Robinson’s combined background in advocacy, arts, and education made her the perfect pick when, in 2016, her friend Something was co-executive director at the Pride Center of Maryland (PCOM) and needed a host for an open-mic night called Giovanni’s Room. (The name comes from the James Baldwin novel that reflects on homosexuality and bisexuality.) Lasting for two years, it was the longest-running LGBTQ+ open-mic series.

Something, who is now the director of programs with the Black Arts District and the director of partnerships and special events for PCOM, says that he likes Robinson most because of “her brilliance, while at the same time her humility.” She never loses sight of the purpose behind her work.

“It’s never about her,” he says. “It’s always about doing phenomenal work in the community. She’s just genuinely, authentically humble.”

As part of the other programs PCOM started, Robinson ran a writing workshop for LGBTQ+ folks in the community. Also called Giovanni’s Room, the group gave people a space to write and workshop their writing that they would otherwise have lacked. “Writing workshops are few and far between unless you’re in a school program,” says Robinson.

In June 2021, Robinson was asked to chair Baltimore Black Pride, which was held in October of that year and sponsored by the Black Arts District and Black Equity Baltimore. “Baltimore has a huge population of Black LGBTQ+ folks. We just wanted a space for them to celebrate,” she says.

Robinson and her team had events, workshops, a karaoke night, and concerts, featuring local acts such as Kotic Couture, DDm, and RoVo Monty. They even were able to connect with Stonewall International Poetry Slam, the world-renowned poetry festival that was coming to Baltimore during the same week as Baltimore Black Pride.

“I felt a personal sense of pride in bringing amazing and high-quality events to Baltimore, as well as to the folks who were visiting Baltimore—to give them a different side of what Baltimore is and what they could expect out of the city,” Robinson says. “We highlighted and showcased how Baltimore is an arts and cultural beacon around the world.”

After folks at PCOM saw what she had done, Robinson was hired part-time as assistant Pride coordinator for Baltimore’s celebration of Pride Month held each June. This year’s theme was “Together Again for Pride.” Robinson says that she especially enjoyed discovering all the ins and outs that go into creating a festival for more than 60,000 people, gathering the expertise of LGBTQ+ folks citywide, and for being back in person. Most in-person Pride events, such as the parade, have not been held since 2019 due to the pandemic.
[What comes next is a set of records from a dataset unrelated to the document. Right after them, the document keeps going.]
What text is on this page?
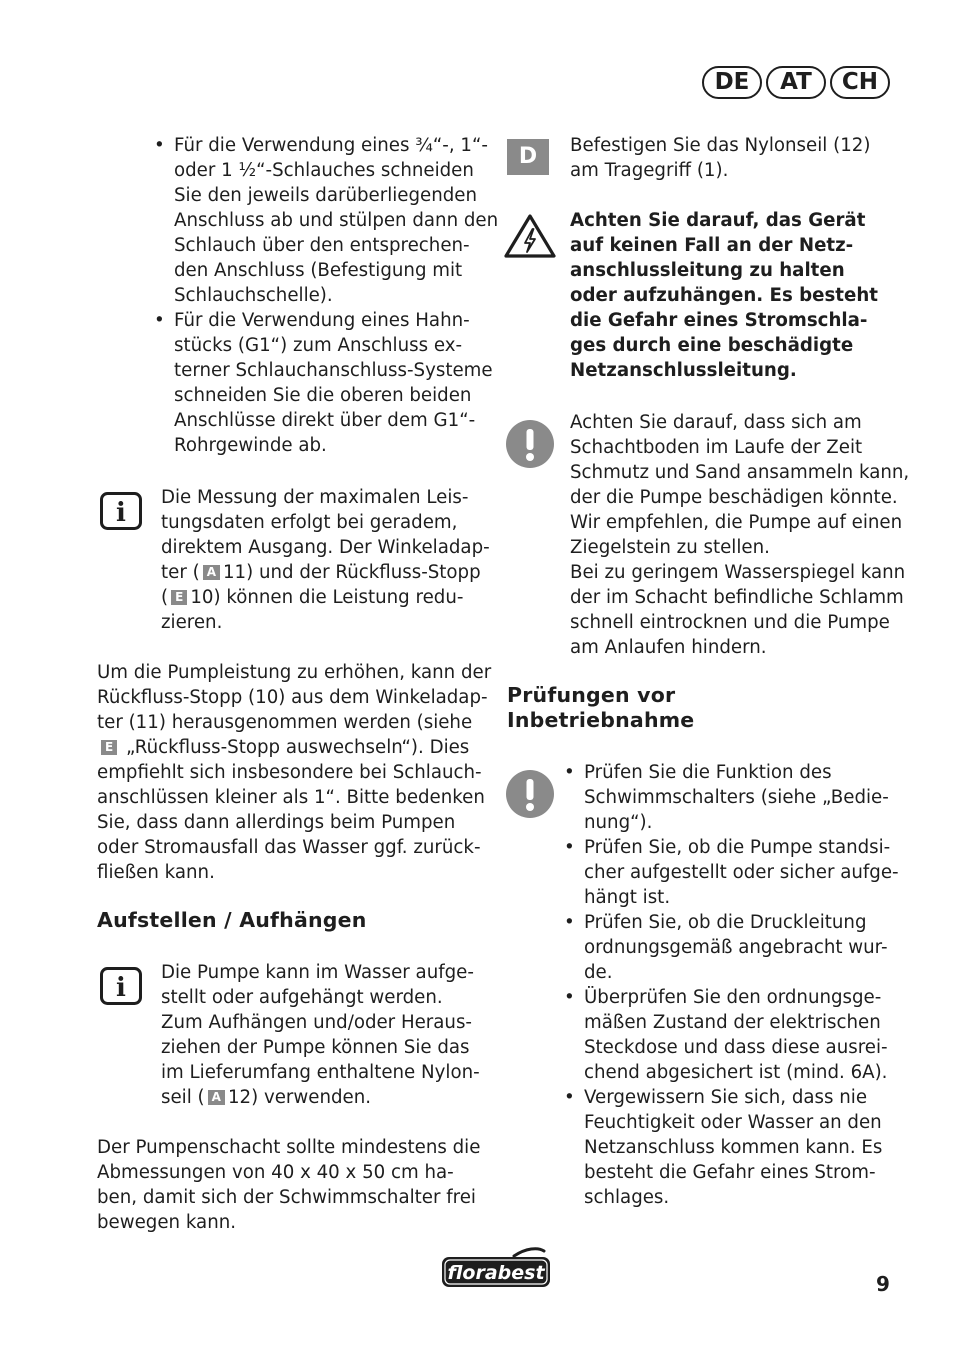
DE	AT	CH
• Für die Verwendung eines ¾“-, 1“-
oder 1 ½“-Schlauches schneiden
Sie den jeweils darüberliegenden
Anschluss ab und stülpen dann den
Schlauch über den entsprechen-
den Anschluss (Befestigung mit
Schlauchschelle).
• Für die Verwendung eines Hahn-
stücks (G1“) zum Anschluss ex-
terner Schlauchanschluss-Systeme
schneiden Sie die oberen beiden
Anschlüsse direkt über dem G1“-
Rohrgewinde ab.
i
Die Messung der maximalen Leis-
tungsdaten erfolgt bei geradem,
direktem Ausgang. Der Winkeladap-
ter ( A 11) und der Rückfluss-Stopp
( E 10) können die Leistung redu-
zieren.
Um die Pumpleistung zu erhöhen, kann der
Rückfluss-Stopp (10) aus dem Winkeladap-
ter (11) herausgenommen werden (siehe
E „Rückfluss-Stopp auswechseln“). Dies
empfiehlt sich insbesondere bei Schlauch-
anschlüssen kleiner als 1“. Bitte bedenken
Sie, dass dann allerdings beim Pumpen
oder Stromausfall das Wasser ggf. zurück-
fließen kann.
Aufstellen / Aufhängen
i
Die Pumpe kann im Wasser aufge-
stellt oder aufgehängt werden.
Zum Aufhängen und/oder Heraus-
ziehen der Pumpe können Sie das
im Lieferumfang enthaltene Nylon-
seil ( A 12) verwenden.
Der Pumpenschacht sollte mindestens die
Abmessungen von 40 x 40 x 50 cm ha-
ben, damit sich der Schwimmschalter frei
bewegen kann.
D	Befestigen Sie das Nylonseil (12)
am Tragegriff (1).
Achten Sie darauf, das Gerät
auf keinen Fall an der Netz-
anschlussleitung zu halten
oder aufzuhängen. Es besteht
die Gefahr eines Stromschla-
ges durch eine beschädigte
Netzanschlussleitung.
Achten Sie darauf, dass sich am
Schachtboden im Laufe der Zeit
Schmutz und Sand ansammeln kann,
der die Pumpe beschädigen könnte.
Wir empfehlen, die Pumpe auf einen
Ziegelstein zu stellen.
Bei zu geringem Wasserspiegel kann
der im Schacht befindliche Schlamm
schnell eintrocknen und die Pumpe
am Anlaufen hindern.
Prüfungen vor
Inbetriebnahme
• Prüfen Sie die Funktion des
Schwimmschalters (siehe „Bedie-
nung“).
• Prüfen Sie, ob die Pumpe standsi-
cher aufgestellt oder sicher aufge-
hängt ist.
• Prüfen Sie, ob die Druckleitung
ordnungsgemäß angebracht wur-
de.
• Überprüfen Sie den ordnungsge-
mäßen Zustand der elektrischen
Steckdose und dass diese ausrei-
chend abgesichert ist (mind. 6A).
• Vergewissern Sie sich, dass nie
Feuchtigkeit oder Wasser an den
Netzanschluss kommen kann. Es
besteht die Gefahr eines Strom-
schlages.
florabest	9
“Pride is all about giving people space to celebrate who they truly are, and Unique creates that same experience for everyone that she encounters on a daily basis,” says Mary Miles, a friend and volunteer on the Pride committee. “Pride is not simply a day or weekend recognition—she lives those values every day.”

“Pride has always represented a time for LGBTQ+ folks to be their freest, most authentic selves, and even still, carries a legacy of resistance to silencing of our voices, our bodies, and our expressions,” says Robinson. “It was intentional for me to be openly queer, but it just sort of came together to be an inspiration that way, not just for myself, but for other young people who might come up behind me. As a person, as a professional, it is a huge part of my identity. So to be able to utilize it for the greater good of other LGBTQ+ folks in the city is, I think, the biggest part of Pride for me.”

Whether she’s writing poetry or performing it, making a difference with students through teaching, or bringing Pride to Baltimore, Robinson is doing exactly what she’s always wanted to do, and the community reaps the rewards.